Anfang Woche kam es in China zu ungewöhlichen Szenen. Rund 100 Leute stürmten den Firmensitz des Immobilienentwicklers Evergrande im südchinesischen Shenzhen. Die Anleger forderten ihr Geld zurück. Es kam zu Tumulten.

Überraschend ist das nicht, wenn man weiss, dass es im gewöhnlich gelassenen chinesischen Alltag zu explosionsartigen Ausbrüchen kommen kann, wenn ein gewisses Mass überschritten ist. Aufsehenerregend ist höchstens, dass es im Repressions- und Überwachungsstaat China überhaupt zu solchen Protesten kommt. Es zeigt gleichsam den Ernst der Lage. 

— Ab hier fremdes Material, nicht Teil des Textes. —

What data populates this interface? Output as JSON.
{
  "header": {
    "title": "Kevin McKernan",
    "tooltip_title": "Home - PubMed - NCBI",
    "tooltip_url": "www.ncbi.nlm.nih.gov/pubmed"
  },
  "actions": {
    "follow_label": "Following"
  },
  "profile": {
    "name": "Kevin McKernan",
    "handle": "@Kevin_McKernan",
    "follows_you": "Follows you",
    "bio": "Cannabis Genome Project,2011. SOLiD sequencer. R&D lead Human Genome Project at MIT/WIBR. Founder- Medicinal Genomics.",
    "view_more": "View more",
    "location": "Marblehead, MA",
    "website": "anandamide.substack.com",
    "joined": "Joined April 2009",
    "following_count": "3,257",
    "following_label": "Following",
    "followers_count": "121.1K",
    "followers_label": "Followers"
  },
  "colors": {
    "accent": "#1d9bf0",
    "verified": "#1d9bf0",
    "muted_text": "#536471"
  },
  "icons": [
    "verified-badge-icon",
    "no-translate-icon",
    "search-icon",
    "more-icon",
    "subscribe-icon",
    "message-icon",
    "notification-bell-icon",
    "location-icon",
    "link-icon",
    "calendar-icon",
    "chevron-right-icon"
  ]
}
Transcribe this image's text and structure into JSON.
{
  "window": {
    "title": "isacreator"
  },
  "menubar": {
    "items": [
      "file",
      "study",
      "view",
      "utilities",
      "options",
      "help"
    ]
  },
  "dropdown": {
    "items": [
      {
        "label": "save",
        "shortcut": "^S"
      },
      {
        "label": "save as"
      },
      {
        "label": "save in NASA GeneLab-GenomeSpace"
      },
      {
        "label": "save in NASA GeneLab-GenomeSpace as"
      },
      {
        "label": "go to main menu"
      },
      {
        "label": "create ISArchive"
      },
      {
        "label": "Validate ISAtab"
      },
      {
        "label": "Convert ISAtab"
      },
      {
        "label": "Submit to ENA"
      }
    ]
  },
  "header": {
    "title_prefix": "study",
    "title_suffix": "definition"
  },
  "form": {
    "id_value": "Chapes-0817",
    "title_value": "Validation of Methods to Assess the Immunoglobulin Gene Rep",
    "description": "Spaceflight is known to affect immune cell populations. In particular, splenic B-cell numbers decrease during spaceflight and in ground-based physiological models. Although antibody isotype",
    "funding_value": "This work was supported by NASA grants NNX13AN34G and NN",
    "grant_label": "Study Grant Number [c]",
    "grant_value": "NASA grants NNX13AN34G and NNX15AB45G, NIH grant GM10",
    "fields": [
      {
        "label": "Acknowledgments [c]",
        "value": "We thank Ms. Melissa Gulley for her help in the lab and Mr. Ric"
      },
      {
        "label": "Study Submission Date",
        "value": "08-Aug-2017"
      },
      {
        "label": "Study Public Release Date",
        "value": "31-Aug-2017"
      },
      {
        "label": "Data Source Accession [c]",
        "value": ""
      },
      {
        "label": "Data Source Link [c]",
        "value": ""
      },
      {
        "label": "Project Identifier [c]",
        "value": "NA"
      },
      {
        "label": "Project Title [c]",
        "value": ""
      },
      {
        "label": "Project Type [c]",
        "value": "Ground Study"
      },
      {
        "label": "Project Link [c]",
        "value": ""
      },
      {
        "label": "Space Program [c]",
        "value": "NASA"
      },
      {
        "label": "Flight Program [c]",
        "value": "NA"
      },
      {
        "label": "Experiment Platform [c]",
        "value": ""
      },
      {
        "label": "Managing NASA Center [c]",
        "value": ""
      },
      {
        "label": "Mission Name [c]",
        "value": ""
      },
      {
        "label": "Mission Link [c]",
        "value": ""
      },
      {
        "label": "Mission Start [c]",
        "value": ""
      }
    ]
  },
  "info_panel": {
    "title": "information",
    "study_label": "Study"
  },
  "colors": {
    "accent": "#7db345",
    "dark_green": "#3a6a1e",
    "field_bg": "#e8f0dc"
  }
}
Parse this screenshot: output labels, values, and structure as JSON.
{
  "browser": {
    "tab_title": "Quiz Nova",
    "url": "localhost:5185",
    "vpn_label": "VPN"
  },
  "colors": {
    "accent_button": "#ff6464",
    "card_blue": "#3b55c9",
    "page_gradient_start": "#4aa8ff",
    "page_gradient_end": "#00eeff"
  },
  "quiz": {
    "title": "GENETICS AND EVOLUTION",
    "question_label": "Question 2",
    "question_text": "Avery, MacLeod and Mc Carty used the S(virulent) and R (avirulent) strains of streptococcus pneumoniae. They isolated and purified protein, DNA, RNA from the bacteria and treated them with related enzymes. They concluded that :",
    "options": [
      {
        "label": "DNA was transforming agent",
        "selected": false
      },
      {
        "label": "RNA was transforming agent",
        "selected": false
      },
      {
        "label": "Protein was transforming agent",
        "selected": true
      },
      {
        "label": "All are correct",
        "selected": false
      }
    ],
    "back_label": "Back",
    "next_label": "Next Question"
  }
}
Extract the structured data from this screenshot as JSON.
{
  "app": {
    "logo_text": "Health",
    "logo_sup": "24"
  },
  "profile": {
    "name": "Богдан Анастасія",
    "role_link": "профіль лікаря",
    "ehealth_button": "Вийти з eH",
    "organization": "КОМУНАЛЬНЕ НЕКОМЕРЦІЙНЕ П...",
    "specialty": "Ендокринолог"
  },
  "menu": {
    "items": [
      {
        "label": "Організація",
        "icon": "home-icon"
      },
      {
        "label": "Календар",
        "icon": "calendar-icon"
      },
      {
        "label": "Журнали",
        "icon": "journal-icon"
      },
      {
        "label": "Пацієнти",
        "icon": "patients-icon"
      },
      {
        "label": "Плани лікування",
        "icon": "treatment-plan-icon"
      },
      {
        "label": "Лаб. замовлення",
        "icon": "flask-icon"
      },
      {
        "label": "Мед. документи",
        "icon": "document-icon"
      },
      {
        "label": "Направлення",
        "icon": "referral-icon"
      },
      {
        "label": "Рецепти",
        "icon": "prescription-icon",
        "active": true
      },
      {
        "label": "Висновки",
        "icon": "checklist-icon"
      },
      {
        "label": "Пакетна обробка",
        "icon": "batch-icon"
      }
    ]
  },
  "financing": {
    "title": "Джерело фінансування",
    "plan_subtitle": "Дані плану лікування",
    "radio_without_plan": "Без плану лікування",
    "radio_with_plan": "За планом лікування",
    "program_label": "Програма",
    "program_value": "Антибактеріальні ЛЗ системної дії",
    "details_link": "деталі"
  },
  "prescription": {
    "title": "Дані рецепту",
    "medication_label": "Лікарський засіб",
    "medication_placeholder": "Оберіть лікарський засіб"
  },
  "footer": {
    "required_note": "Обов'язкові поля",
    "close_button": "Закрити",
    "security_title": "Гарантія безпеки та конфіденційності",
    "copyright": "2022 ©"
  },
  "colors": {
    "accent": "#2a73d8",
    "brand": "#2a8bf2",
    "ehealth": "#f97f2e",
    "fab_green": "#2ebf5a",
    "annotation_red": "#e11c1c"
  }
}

Denn Evergrande, Chinas zweitgrösster Immobilienentwickler, steht am Abgrund. Aktionäre und Kreditgeber werden wahrscheinlich viel Geld verlieren. Die jüngste Hiobsbotschaft kam am Mittwoch: Die Firma kann die Schuldzinsen, die am nächsten Montag fällig werden, nicht bedienen. Banken wurden bereits zuvor vor möglichen Zahlungsausfällen gewarnt. Bereits spricht man von Chinas "Immobilienschock".

Man mag nun einwenden, dass dies aus europäischer Sicht weit weg ist. Doch Evergrande ist ein Gigant. Es gibt kaum eine chinesische Stadt, in welcher der Baukonzern nicht massiv mit Immobilien-Entwicklungen beteiligt ist und war. Fast 4 Millionen Beschäftigte ziehen jährlich im Auftrag von Evergrande Bauten hoch.

Evergrande wälzt einen Schuldenberg von über 300 Milliarden Dollar vor sich her, und das ist der Kern des Problems. 90 Milliarden davon entfallen auf Banken. Damit ist Evergrande eines der am höchsten verschuldeten Unternehmen weltweit. Ein Kollaps könnte Schockwellen für das chinesische Bankensystem und andere Wirtschaftsbereiche über China hinaus haben. Es wäre der Dominoeffekt, wie ihn die Finanzwelt und die Politik fürchten.

Wie kam es dazu? Der Immobiliensektor Chinas ist bloss ein Beispiel einer Entwicklung, welche die Welt seit rund einem Jahr mit Erstaunen zur Kenntnis nimmt. Die kommunistische Regierung erlässt im Akkord und mit stoischer Nüchternheit immer neue Regeln für Chinas Unternehmenslandschaft. Die Kampagne könnte unter dem Motto "Back to Socialist Roots" laufen. Die Massnahmen schlagen im Immobilienbereich besonders heftig ein. Auflagen wie beschränkte Kreditaufnahme oder ein Verbot von Grundstückskäufen sorgten im heissgelaufenen Häusermarkt bereits zu über 220 Pleiten von Immobilienfirmen seit Jahresbeginn.

Natürlich haben die Märkte längst reagiert. Der Aktienkurs von Evergrande ist seit Jahresbeginn fast 85 Prozent zusammengesackt. Und die Angst vor einem Kollaps Evergrandes erfasste letzte Woche auch die Börsen ausserhalb Chinas.

Doch sind die Ängste vor Schockwellen berechtigt? Ist Evergrande so etwas wie ein Schwarzer Schwan für die Finanzmärkte?

Nein. Finanzstabilität hat für Peking oberste Priorität. Schon vor diesem Hintergrund ist eine Evergrande-Pleite unwahrscheinlich. Die Regierung hat zwar in der Vergangenheit auch schon Grosskonzerne in Konkurs geschickt, etwa das Konglomerat HNA – ohne dramatischen Folgen. Die Evergrande-Kreditausfälle wären laut Ratingagenturen für die grösseren chinesischen Banken überdies verkraftbar. Und vielleicht das Wichtigste: Nichts fürchten Chinas Machthaber mehr als eine Gefährdung der sozialen Stabilität im Land. Die Evergrande-Proteste sind den Machthabern in Peking eine Warnung. 

Das Ringen um eine Lösung des Evergrande-Problems, die irgendwie herbeigeführt wird, wird wohl kurz- und mittelfristig auch die Märkte ausserhalb Chinas belasten. Investoren sollten lieber die langfristige Perspektive im Auge behalten: China 2021 und danach ist nicht mehr China 2020 und davor. Die Repression der Regierung wird nicht spurlos am Wirtschaftswachstum vorbeigehen.